Facebook filtert die Wirklichkeit und setzt sie für seine Nutzer neu zusammen. Bild: Reuters

„Spiegel“ und „Bild“ servieren ihre Artikel jetzt direkt Facebook. Geld bekommen sie dafür nicht. Es gibt nicht einmal einen Link zum Urheber. Warum macht die Presse so etwas mit?

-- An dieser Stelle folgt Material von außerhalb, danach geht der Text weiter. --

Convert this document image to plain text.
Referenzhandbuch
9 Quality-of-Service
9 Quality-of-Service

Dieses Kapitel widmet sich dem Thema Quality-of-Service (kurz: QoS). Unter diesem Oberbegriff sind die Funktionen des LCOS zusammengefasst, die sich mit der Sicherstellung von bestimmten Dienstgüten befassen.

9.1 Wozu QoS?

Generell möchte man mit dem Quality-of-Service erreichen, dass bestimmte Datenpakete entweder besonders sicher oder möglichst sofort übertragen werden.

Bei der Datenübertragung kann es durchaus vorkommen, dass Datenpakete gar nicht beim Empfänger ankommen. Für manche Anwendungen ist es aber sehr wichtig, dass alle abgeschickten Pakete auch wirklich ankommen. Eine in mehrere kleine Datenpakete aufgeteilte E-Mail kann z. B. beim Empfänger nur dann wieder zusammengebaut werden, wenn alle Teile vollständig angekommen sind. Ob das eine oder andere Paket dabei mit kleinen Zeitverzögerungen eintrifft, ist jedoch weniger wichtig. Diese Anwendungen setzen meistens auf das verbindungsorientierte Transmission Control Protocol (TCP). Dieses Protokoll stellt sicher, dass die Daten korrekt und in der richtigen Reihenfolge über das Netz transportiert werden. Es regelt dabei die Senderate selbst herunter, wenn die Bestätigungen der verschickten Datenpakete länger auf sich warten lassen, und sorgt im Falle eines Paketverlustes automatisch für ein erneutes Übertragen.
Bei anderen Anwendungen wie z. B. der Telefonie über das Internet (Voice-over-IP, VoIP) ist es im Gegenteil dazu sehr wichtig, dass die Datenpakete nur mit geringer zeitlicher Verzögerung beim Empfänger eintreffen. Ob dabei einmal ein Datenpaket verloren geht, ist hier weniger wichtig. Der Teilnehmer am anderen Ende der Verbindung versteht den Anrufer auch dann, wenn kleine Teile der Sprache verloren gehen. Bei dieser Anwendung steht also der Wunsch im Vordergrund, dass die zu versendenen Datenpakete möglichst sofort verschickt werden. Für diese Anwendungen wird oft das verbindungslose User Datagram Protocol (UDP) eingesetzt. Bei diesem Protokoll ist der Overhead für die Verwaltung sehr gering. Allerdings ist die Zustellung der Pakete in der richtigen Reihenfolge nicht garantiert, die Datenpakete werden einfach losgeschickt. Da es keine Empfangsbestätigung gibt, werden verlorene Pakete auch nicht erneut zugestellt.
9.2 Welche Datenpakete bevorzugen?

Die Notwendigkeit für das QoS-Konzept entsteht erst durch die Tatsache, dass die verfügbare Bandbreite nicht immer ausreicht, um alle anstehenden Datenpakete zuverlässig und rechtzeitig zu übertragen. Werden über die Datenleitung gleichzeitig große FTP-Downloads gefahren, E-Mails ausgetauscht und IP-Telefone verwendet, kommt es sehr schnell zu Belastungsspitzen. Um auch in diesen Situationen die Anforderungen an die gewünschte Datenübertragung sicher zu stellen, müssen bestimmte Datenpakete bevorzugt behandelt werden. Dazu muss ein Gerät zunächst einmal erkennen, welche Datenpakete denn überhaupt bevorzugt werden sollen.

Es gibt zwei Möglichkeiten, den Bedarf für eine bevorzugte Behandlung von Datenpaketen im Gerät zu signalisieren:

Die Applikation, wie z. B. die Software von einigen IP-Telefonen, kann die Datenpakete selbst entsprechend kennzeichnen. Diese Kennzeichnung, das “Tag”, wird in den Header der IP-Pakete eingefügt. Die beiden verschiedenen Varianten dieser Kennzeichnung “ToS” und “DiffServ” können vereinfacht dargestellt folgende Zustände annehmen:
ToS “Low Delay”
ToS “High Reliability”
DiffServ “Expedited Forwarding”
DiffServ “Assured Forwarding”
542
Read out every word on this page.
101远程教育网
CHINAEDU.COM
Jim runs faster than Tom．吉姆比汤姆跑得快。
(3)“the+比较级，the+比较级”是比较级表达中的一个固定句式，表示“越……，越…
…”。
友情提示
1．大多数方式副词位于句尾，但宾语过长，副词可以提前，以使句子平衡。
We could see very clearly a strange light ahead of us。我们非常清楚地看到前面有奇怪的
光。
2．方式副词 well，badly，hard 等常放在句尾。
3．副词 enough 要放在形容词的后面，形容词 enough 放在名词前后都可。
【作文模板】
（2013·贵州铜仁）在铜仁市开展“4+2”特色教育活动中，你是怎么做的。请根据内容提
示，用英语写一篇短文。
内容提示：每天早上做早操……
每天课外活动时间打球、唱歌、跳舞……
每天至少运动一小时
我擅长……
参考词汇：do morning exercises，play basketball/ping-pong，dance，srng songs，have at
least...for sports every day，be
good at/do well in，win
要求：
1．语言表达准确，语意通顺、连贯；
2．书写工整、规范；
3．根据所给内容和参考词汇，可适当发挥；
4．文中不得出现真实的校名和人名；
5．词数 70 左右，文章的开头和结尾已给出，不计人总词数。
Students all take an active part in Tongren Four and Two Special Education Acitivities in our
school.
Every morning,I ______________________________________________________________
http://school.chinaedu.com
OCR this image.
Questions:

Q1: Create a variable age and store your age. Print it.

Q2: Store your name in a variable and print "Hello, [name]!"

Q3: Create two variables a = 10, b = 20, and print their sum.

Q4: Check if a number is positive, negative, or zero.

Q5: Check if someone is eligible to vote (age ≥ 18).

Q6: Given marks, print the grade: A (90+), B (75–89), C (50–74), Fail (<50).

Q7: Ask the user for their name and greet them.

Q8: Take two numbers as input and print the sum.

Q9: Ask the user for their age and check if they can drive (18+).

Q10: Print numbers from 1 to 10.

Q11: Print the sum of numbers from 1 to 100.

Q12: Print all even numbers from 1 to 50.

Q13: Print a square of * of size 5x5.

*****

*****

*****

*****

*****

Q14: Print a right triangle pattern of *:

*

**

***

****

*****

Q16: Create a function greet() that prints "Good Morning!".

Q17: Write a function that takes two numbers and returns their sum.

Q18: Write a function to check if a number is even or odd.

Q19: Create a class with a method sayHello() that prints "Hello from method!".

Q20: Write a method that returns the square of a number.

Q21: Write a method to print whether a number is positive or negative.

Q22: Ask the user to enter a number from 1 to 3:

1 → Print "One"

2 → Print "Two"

          Tod oder Gladiolen“, sagte der frühere Bayern-Trainer Louis van Gaal vor einem Spiel, in dem es für seine Mannschaft um alles ging. Was hat der Holländer bloß mit seinen Tulpen, fragten sich viele, die um die Herkunft dieses Blumengrußes nicht wissen. Um „Tod oder Gladiolen“ ging es für die Gladiatoren in der römischen Arena – um Niederlage oder Sieg, um Verderben oder den Jubel der Massen, die Blüten ins Rund regnen ließen. Der Kampf aber war unausweichlich. Den scheinen einige Presseverlage und Fernsehsender im existentiellen Ringen mit den Goliaths der Online-Welt nun aufgegeben zu haben. Die Todgeweihten beugen sich vor dem neuen Kaiser.

          Michael Hanfeld

          verantwortlicher Redakteur für Feuilleton Online und „Medien“.

          Nicht anders ist zu verstehen, dass „Spiegel“ und „Bild“, „New York Times“, „Guardian“, BBC, NBC, „National Geographic“, „The Atlantic“ und das Klatschportal „Buzzfeed“ nun bei einem Programm von Facebook mitmachen, das sich „Instant Articles“ nennt. Dabei stellen die Verlage und Sender Beiträge auf Facebook zur Verfügung, die nicht verlinkt, also nicht mit der Originaladresse des Urhebers verbunden sind. Zahlen muss Facebook dafür nichts. Beziehungsweise: Der Netzwerkkonzern zahlt mit den Daten seiner Nutzer, auf die die Verlage und Sender zugreifen dürfen. Sie können zu den Artikeln auch in eigener Regie Werbung setzen.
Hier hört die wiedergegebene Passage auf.